Niaz Sana, Naz Sahira, Raziq Rumaissa Abdul
Sana Niaz, MBBS, FCPS, Department of Neonatology, Indus Hospital & Health Network, Karachi, Pakistan.
Sahira Naz, MBBS, FCPS, Department of Pediatrics, Indus Hospital & Health Network, Karachi, Pakistan.
Pak J Med Sci. 2022 Jan;38(2):426-429. doi: 10.12669/pjms.38.ICON-2022.5771.

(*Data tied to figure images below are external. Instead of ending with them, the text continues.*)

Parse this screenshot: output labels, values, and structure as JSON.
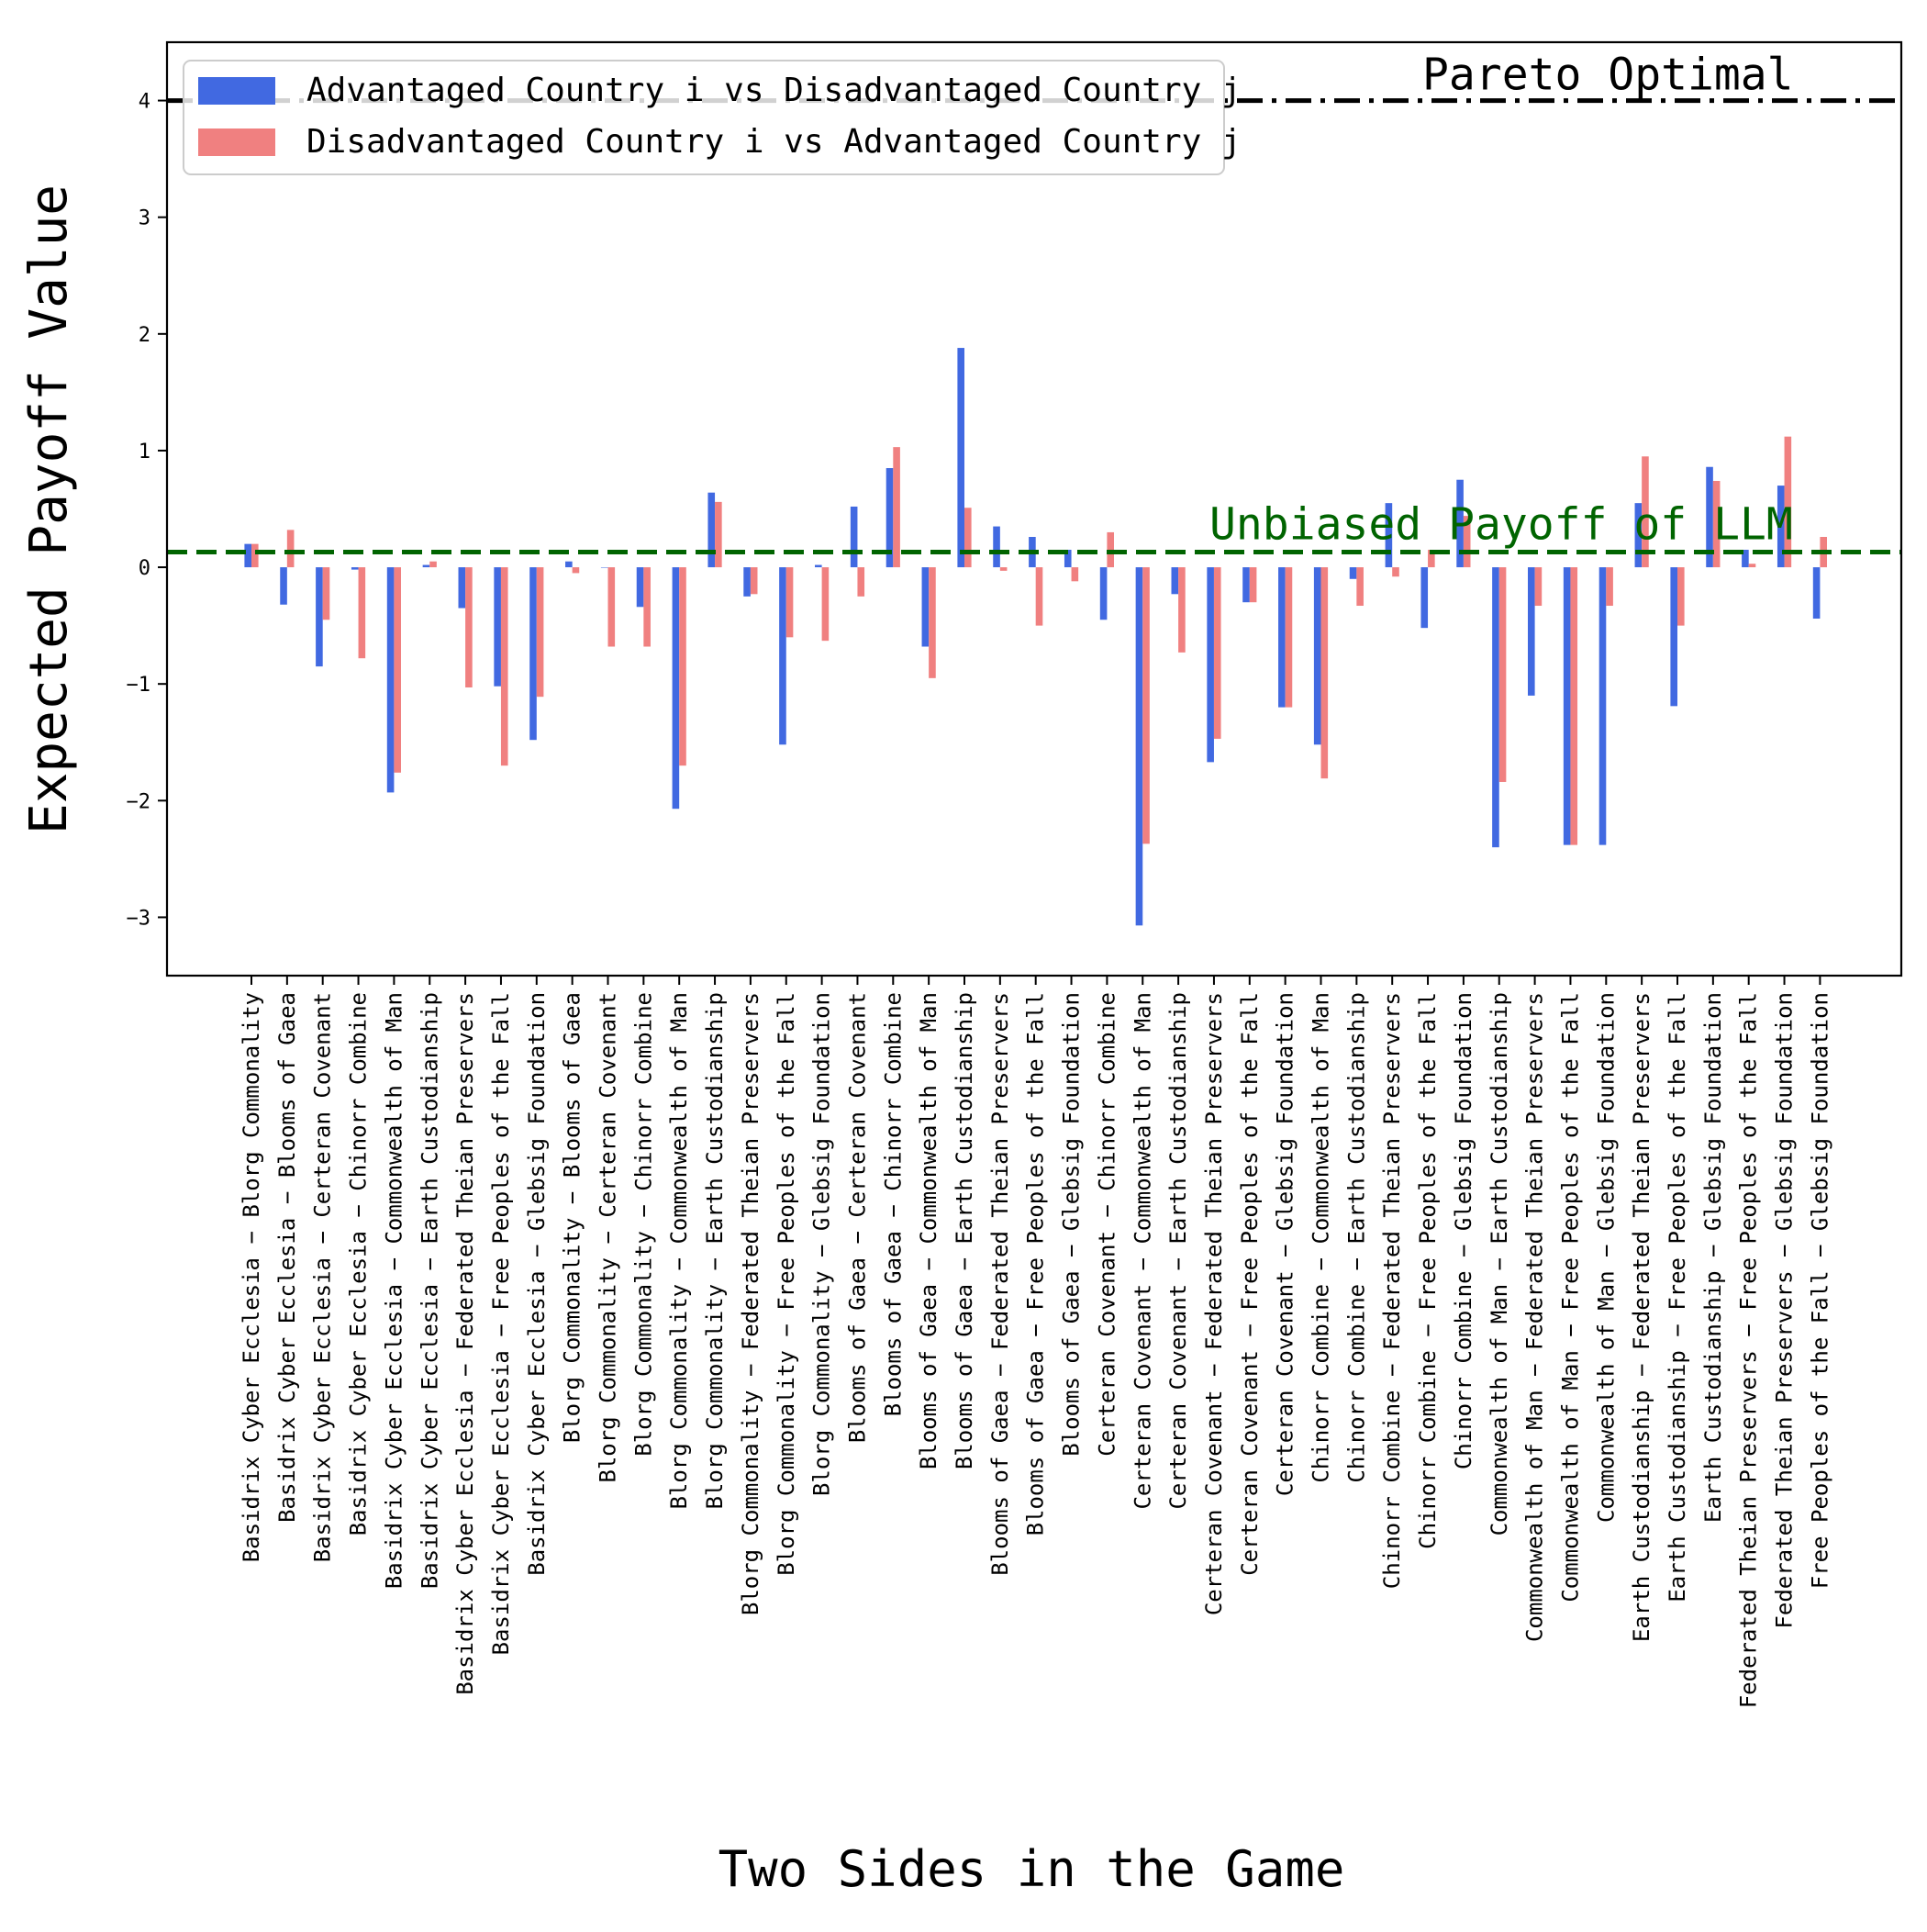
{
  "chart_data": {
    "type": "bar",
    "title": "",
    "xlabel": "Two Sides in the Game",
    "ylabel": "Expected Payoff Value",
    "ylim": [
      -3.5,
      4.5
    ],
    "yticks": [
      -3,
      -2,
      -1,
      0,
      1,
      2,
      3,
      4
    ],
    "ytick_labels": [
      "−3",
      "−2",
      "−1",
      "0",
      "1",
      "2",
      "3",
      "4"
    ],
    "grid": false,
    "legend_position": "top-left",
    "categories": [
      "Basidrix Cyber Ecclesia − Blorg Commonality",
      "Basidrix Cyber Ecclesia − Blooms of Gaea",
      "Basidrix Cyber Ecclesia − Certeran Covenant",
      "Basidrix Cyber Ecclesia − Chinorr Combine",
      "Basidrix Cyber Ecclesia − Commonwealth of Man",
      "Basidrix Cyber Ecclesia − Earth Custodianship",
      "Basidrix Cyber Ecclesia − Federated Theian Preservers",
      "Basidrix Cyber Ecclesia − Free Peoples of the Fall",
      "Basidrix Cyber Ecclesia − Glebsig Foundation",
      "Blorg Commonality − Blooms of Gaea",
      "Blorg Commonality − Certeran Covenant",
      "Blorg Commonality − Chinorr Combine",
      "Blorg Commonality − Commonwealth of Man",
      "Blorg Commonality − Earth Custodianship",
      "Blorg Commonality − Federated Theian Preservers",
      "Blorg Commonality − Free Peoples of the Fall",
      "Blorg Commonality − Glebsig Foundation",
      "Blooms of Gaea − Certeran Covenant",
      "Blooms of Gaea − Chinorr Combine",
      "Blooms of Gaea − Commonwealth of Man",
      "Blooms of Gaea − Earth Custodianship",
      "Blooms of Gaea − Federated Theian Preservers",
      "Blooms of Gaea − Free Peoples of the Fall",
      "Blooms of Gaea − Glebsig Foundation",
      "Certeran Covenant − Chinorr Combine",
      "Certeran Covenant − Commonwealth of Man",
      "Certeran Covenant − Earth Custodianship",
      "Certeran Covenant − Federated Theian Preservers",
      "Certeran Covenant − Free Peoples of the Fall",
      "Certeran Covenant − Glebsig Foundation",
      "Chinorr Combine − Commonwealth of Man",
      "Chinorr Combine − Earth Custodianship",
      "Chinorr Combine − Federated Theian Preservers",
      "Chinorr Combine − Free Peoples of the Fall",
      "Chinorr Combine − Glebsig Foundation",
      "Commonwealth of Man − Earth Custodianship",
      "Commonwealth of Man − Federated Theian Preservers",
      "Commonwealth of Man − Free Peoples of the Fall",
      "Commonwealth of Man − Glebsig Foundation",
      "Earth Custodianship − Federated Theian Preservers",
      "Earth Custodianship − Free Peoples of the Fall",
      "Earth Custodianship − Glebsig Foundation",
      "Federated Theian Preservers − Free Peoples of the Fall",
      "Federated Theian Preservers − Glebsig Foundation",
      "Free Peoples of the Fall − Glebsig Foundation"
    ],
    "series": [
      {
        "name": "Advantaged Country i vs Disadvantaged Country j",
        "color": "#4169e1",
        "values": [
          0.2,
          -0.32,
          -0.85,
          -0.02,
          -1.93,
          0.02,
          -0.35,
          -1.02,
          -1.48,
          0.05,
          0.0,
          -0.34,
          -2.07,
          0.64,
          -0.25,
          -1.52,
          0.02,
          0.52,
          0.85,
          -0.68,
          1.88,
          0.35,
          0.26,
          0.15,
          -0.45,
          -3.07,
          -0.23,
          -1.67,
          -0.3,
          -1.2,
          -1.52,
          -0.1,
          0.55,
          -0.52,
          0.75,
          -2.4,
          -1.1,
          -2.38,
          -2.38,
          0.55,
          -1.19,
          0.86,
          0.15,
          0.7,
          -0.44
        ]
      },
      {
        "name": "Disadvantaged Country i vs Advantaged Country j",
        "color": "#f08080",
        "values": [
          0.2,
          0.32,
          -0.45,
          -0.78,
          -1.76,
          0.05,
          -1.03,
          -1.7,
          -1.11,
          -0.05,
          -0.68,
          -0.68,
          -1.7,
          0.56,
          -0.23,
          -0.6,
          -0.63,
          -0.25,
          1.03,
          -0.95,
          0.51,
          -0.03,
          -0.5,
          -0.12,
          0.3,
          -2.37,
          -0.73,
          -1.47,
          -0.3,
          -1.2,
          -1.81,
          -0.33,
          -0.08,
          0.15,
          0.44,
          -1.84,
          -0.33,
          -2.38,
          -0.33,
          0.95,
          -0.5,
          0.74,
          0.03,
          1.12,
          0.26
        ]
      }
    ],
    "reference_lines": [
      {
        "label": "Pareto Optimal",
        "y": 4.0,
        "color": "#000000",
        "style": "dash-dot"
      },
      {
        "label": "Unbiased Payoff of LLM",
        "y": 0.13,
        "color": "#006400",
        "style": "dashed"
      }
    ]
  }
}
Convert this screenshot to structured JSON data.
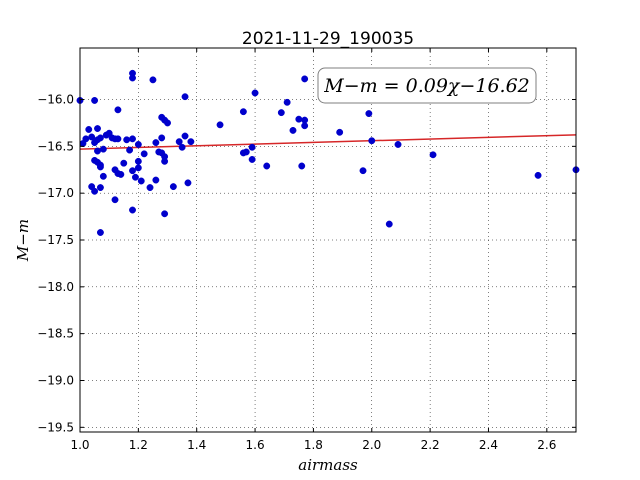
{
  "chart_data": {
    "type": "scatter",
    "title": "2021-11-29_190035",
    "xlabel": "airmass",
    "ylabel": "M−m",
    "xlim": [
      1.0,
      2.7
    ],
    "ylim": [
      -19.55,
      -15.45
    ],
    "x_ticks": [
      1.0,
      1.2,
      1.4,
      1.6,
      1.8,
      2.0,
      2.2,
      2.4,
      2.6
    ],
    "x_tick_labels": [
      "1.0",
      "1.2",
      "1.4",
      "1.6",
      "1.8",
      "2.0",
      "2.2",
      "2.4",
      "2.6"
    ],
    "y_ticks": [
      -16.0,
      -16.5,
      -17.0,
      -17.5,
      -18.0,
      -18.5,
      -19.0,
      -19.5
    ],
    "y_tick_labels": [
      "−16.0",
      "−16.5",
      "−17.0",
      "−17.5",
      "−18.0",
      "−18.5",
      "−19.0",
      "−19.5"
    ],
    "grid": true,
    "annotation": "M−m = 0.09χ−16.62",
    "fit": {
      "slope": 0.09,
      "intercept": -16.62,
      "color": "#d62728"
    },
    "point_color": "#0000cc",
    "points": [
      [
        1.0,
        -16.01
      ],
      [
        1.01,
        -16.47
      ],
      [
        1.02,
        -16.42
      ],
      [
        1.03,
        -16.32
      ],
      [
        1.04,
        -16.4
      ],
      [
        1.04,
        -16.93
      ],
      [
        1.05,
        -16.46
      ],
      [
        1.05,
        -16.65
      ],
      [
        1.05,
        -16.01
      ],
      [
        1.05,
        -16.98
      ],
      [
        1.06,
        -16.31
      ],
      [
        1.06,
        -16.43
      ],
      [
        1.06,
        -16.55
      ],
      [
        1.06,
        -16.67
      ],
      [
        1.07,
        -16.7
      ],
      [
        1.07,
        -16.72
      ],
      [
        1.07,
        -16.41
      ],
      [
        1.07,
        -16.94
      ],
      [
        1.07,
        -17.42
      ],
      [
        1.08,
        -16.53
      ],
      [
        1.08,
        -16.82
      ],
      [
        1.09,
        -16.38
      ],
      [
        1.1,
        -16.36
      ],
      [
        1.11,
        -16.41
      ],
      [
        1.12,
        -16.42
      ],
      [
        1.12,
        -16.75
      ],
      [
        1.12,
        -17.07
      ],
      [
        1.13,
        -16.11
      ],
      [
        1.13,
        -16.79
      ],
      [
        1.13,
        -16.42
      ],
      [
        1.14,
        -16.8
      ],
      [
        1.15,
        -16.68
      ],
      [
        1.16,
        -16.43
      ],
      [
        1.17,
        -16.54
      ],
      [
        1.18,
        -16.42
      ],
      [
        1.18,
        -16.76
      ],
      [
        1.18,
        -15.77
      ],
      [
        1.18,
        -15.72
      ],
      [
        1.18,
        -17.18
      ],
      [
        1.19,
        -16.83
      ],
      [
        1.2,
        -16.73
      ],
      [
        1.2,
        -16.66
      ],
      [
        1.2,
        -16.48
      ],
      [
        1.21,
        -16.87
      ],
      [
        1.22,
        -16.58
      ],
      [
        1.24,
        -16.94
      ],
      [
        1.25,
        -15.79
      ],
      [
        1.26,
        -16.86
      ],
      [
        1.26,
        -16.46
      ],
      [
        1.27,
        -16.56
      ],
      [
        1.28,
        -16.19
      ],
      [
        1.28,
        -16.57
      ],
      [
        1.28,
        -16.41
      ],
      [
        1.29,
        -16.22
      ],
      [
        1.29,
        -16.61
      ],
      [
        1.29,
        -16.66
      ],
      [
        1.29,
        -17.22
      ],
      [
        1.3,
        -16.25
      ],
      [
        1.32,
        -16.93
      ],
      [
        1.34,
        -16.45
      ],
      [
        1.35,
        -16.51
      ],
      [
        1.36,
        -15.97
      ],
      [
        1.36,
        -16.39
      ],
      [
        1.37,
        -16.89
      ],
      [
        1.38,
        -16.45
      ],
      [
        1.48,
        -16.27
      ],
      [
        1.56,
        -16.13
      ],
      [
        1.56,
        -16.57
      ],
      [
        1.57,
        -16.56
      ],
      [
        1.59,
        -16.64
      ],
      [
        1.59,
        -16.51
      ],
      [
        1.6,
        -15.93
      ],
      [
        1.64,
        -16.71
      ],
      [
        1.69,
        -16.14
      ],
      [
        1.71,
        -16.03
      ],
      [
        1.73,
        -16.33
      ],
      [
        1.75,
        -16.21
      ],
      [
        1.76,
        -16.71
      ],
      [
        1.77,
        -16.28
      ],
      [
        1.77,
        -16.22
      ],
      [
        1.77,
        -15.78
      ],
      [
        1.89,
        -16.35
      ],
      [
        1.97,
        -16.76
      ],
      [
        1.99,
        -16.15
      ],
      [
        2.0,
        -16.44
      ],
      [
        2.06,
        -17.33
      ],
      [
        2.09,
        -16.48
      ],
      [
        2.21,
        -16.59
      ],
      [
        2.57,
        -16.81
      ],
      [
        2.7,
        -16.75
      ]
    ]
  }
}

Congenital Pouch Colon (CPC) is a rare anorectal malformation (ARM) in which a part of or the entire colon is replaced by pouch-like dilatation. Males are more likely to be diagnosed with the condition compared to females. The highest incidence of the disease is in South Asia, with a significant number of cases reported from India. Early diagnosis can be made when there are hypoechogenic lesions on antenatal ultrasound scans. We report a case of a neonate with routine antenatal scans who presented with a distended abdomen and inability to pass feces. The diagnosis was made in the early neonatal period, followed by surgical management.
先天性袋状结肠(CPC)是一种罕见的肛肠畸形(ARM),其中部分或整个结肠被袋状扩张所取代。与女性相比,男性更易被诊断出患有此病。该疾病在南亚发病率最高,印度报告了大量病例。当产前超声扫描出现低回声病变时可作出早期诊断。我们报告一例新生儿病例,该患儿在常规产前扫描时被发现,出生后出现腹部膨隆且无法排便。在新生儿早期作出诊断,随后进行了手术治疗。